Г.П. Я с вами не согласен и об этом буду говорить дальше. Я бы сказал, что ответ на вопрос: есть объективная правда или нет объективной правды – один из основных вопросов нашего времени. И каждому придется его решать.
- За себя!
Г.П. За себя и за остальных тоже.
Есть еще какие-нибудь замечания или мы можем двигаться дальше?
//Из зала: “Двигаться дальше! Ближе к философии!”//
Г.П. Ближе к философии…
//Шум в зале. “Это и есть философия!”//
Г.П. О! Видите, что вам отвечает оппонент? И он по-своему прав. Я, правда, с ним согласиться не могу. Для меня философия заключена в другом. Но это обсуждение тоже очень важно, и это все начинает здесь у нас разыгрываться.
Итак, теперь я должен немного сказать и о философии. Есть две позиции, в которых я вынужден сегодня работать: позиция человека, который жил и пытался действовать тогда, в конце 40-х – начале 50-х годов, и моя сегодняшняя позиция, когда я продумываю эту историю, пытаясь ответить на вопросы “Что было?” и “Как надо было действовать, и где я действовал правильно, а где – нет?”. И вот, соединяя эти две позиции, я теперь фиксирую как действительно существовавшее только то, что за эти 40 лет себя проявило, вышло в феноменальный план. И только про такое я говорю, что оно там было. Там было много другого, что потом не выявило себя. Или что я не заметил.
Несколько дней непосредственно перед выступлением здесь я искал для себя ответ на вопрос: в чем же состояло изменение философских ориентаций тех лет? В чем был смысл той работы, которую проделывал Московский методологический кружок (ММК)? И ответ получился очень странным. Мне представляется, что один из основных вопросов, который должен был обсуждаться в те годы (и смысл перелома, который происходил), это вопрос о том, как относиться, с одной стороны, к гегелевской философии, а с другой – к кантовской. Или, иначе говоря, - и это, может быть, окажется лучше – основным становился вопрос о соотношении между душой и духом. Что такое душа – нечто имманентно растущее вот здесь под пиджаком? Или (гегелевская линия) есть некий дух – культура или социокультура – и каждый человек есть отражение определенных структур культуры в этой социальной организации? И от того, как мы отвечали на этот вопрос, мы принимали ту или иную жизненную позицию. И действовали - так или иначе.

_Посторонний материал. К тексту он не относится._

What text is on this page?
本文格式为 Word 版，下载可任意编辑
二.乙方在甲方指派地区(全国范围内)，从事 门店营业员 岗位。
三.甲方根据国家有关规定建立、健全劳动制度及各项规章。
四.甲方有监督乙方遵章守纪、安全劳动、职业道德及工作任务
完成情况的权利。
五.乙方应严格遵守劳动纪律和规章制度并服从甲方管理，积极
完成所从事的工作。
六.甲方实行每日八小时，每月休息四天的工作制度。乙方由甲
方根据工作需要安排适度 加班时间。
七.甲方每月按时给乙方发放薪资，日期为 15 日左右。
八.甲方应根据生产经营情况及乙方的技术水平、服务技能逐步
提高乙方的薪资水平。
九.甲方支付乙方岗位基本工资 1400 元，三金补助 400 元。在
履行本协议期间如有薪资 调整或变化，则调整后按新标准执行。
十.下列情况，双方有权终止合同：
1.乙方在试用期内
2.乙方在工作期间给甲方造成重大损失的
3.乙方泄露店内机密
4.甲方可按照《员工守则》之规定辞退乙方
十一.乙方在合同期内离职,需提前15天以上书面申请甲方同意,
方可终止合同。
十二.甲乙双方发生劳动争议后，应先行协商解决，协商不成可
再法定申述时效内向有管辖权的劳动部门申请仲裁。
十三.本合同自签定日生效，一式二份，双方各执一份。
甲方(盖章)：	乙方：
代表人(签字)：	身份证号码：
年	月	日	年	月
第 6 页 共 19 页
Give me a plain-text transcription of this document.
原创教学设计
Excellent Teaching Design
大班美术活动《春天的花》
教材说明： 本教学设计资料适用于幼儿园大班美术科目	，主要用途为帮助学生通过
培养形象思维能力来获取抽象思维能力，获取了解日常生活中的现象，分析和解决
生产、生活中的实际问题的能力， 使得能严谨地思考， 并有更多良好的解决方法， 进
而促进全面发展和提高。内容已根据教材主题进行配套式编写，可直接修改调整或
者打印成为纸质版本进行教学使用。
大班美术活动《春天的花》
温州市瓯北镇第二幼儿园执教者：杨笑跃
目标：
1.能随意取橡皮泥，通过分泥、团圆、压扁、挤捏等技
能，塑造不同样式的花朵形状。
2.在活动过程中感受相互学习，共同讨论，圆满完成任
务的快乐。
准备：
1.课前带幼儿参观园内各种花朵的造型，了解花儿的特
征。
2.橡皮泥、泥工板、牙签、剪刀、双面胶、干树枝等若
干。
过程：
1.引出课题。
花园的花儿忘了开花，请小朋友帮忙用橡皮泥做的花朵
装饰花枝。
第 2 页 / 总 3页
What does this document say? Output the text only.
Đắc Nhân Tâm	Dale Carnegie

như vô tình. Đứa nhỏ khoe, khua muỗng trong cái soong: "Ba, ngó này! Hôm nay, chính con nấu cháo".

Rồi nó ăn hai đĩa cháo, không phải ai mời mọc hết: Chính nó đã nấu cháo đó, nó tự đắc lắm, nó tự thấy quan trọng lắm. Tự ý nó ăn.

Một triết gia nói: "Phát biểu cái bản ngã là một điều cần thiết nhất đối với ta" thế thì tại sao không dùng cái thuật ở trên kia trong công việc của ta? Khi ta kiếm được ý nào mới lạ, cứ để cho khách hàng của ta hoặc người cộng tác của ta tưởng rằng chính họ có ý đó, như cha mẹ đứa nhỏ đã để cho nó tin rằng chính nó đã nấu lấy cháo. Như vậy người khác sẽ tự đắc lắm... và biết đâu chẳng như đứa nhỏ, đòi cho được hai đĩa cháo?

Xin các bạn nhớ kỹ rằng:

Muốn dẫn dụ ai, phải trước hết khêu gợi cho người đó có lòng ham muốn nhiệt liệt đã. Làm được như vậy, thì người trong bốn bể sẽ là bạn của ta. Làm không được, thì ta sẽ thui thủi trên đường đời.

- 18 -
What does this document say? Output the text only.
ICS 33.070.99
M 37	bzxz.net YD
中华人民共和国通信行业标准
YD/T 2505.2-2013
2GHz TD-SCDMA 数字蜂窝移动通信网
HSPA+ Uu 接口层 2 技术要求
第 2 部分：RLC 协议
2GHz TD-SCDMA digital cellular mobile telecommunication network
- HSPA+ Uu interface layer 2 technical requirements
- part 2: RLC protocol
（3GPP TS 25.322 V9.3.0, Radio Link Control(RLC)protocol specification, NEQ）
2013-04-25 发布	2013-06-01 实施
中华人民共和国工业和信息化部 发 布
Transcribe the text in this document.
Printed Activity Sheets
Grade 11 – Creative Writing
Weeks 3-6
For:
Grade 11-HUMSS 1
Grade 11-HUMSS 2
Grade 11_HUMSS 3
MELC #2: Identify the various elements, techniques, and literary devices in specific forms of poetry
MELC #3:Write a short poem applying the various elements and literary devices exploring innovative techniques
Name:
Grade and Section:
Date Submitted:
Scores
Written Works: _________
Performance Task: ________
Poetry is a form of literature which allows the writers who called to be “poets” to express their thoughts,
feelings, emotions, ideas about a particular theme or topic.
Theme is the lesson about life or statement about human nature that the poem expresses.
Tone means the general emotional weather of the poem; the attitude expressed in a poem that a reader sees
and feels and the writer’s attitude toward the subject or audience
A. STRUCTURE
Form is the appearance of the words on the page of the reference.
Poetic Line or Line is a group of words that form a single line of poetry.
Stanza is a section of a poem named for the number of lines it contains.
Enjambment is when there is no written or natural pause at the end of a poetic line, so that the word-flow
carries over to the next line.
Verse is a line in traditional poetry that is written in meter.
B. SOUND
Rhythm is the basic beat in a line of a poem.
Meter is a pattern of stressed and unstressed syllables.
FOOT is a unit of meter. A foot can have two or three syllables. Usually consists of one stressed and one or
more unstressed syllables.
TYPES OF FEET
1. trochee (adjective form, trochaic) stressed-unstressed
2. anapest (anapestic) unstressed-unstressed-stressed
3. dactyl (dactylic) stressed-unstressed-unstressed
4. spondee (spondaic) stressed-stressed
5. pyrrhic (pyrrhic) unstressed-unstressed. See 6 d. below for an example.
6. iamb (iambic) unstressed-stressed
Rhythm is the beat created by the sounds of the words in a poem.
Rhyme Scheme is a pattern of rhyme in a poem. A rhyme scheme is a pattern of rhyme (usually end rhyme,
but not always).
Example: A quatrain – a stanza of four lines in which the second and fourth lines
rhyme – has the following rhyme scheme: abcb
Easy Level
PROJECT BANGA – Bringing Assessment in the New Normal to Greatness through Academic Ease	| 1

Но это – моя оценка с сегодняшней позиции. Тогда такого вопроса не было. Вопросы были совершенно другие. Было движение – мы шли. А дальше возникает вопрос: по каким законам ходят люди в социальной организации? Некоторые думают, что они ходят в силу своих целевых установок: встают утром, идут на работу и делают там что-то, имея определенную цель… А другая точка зрения, что люди движутся по законам некоего массовидного целого, как частицы внутри этой массы.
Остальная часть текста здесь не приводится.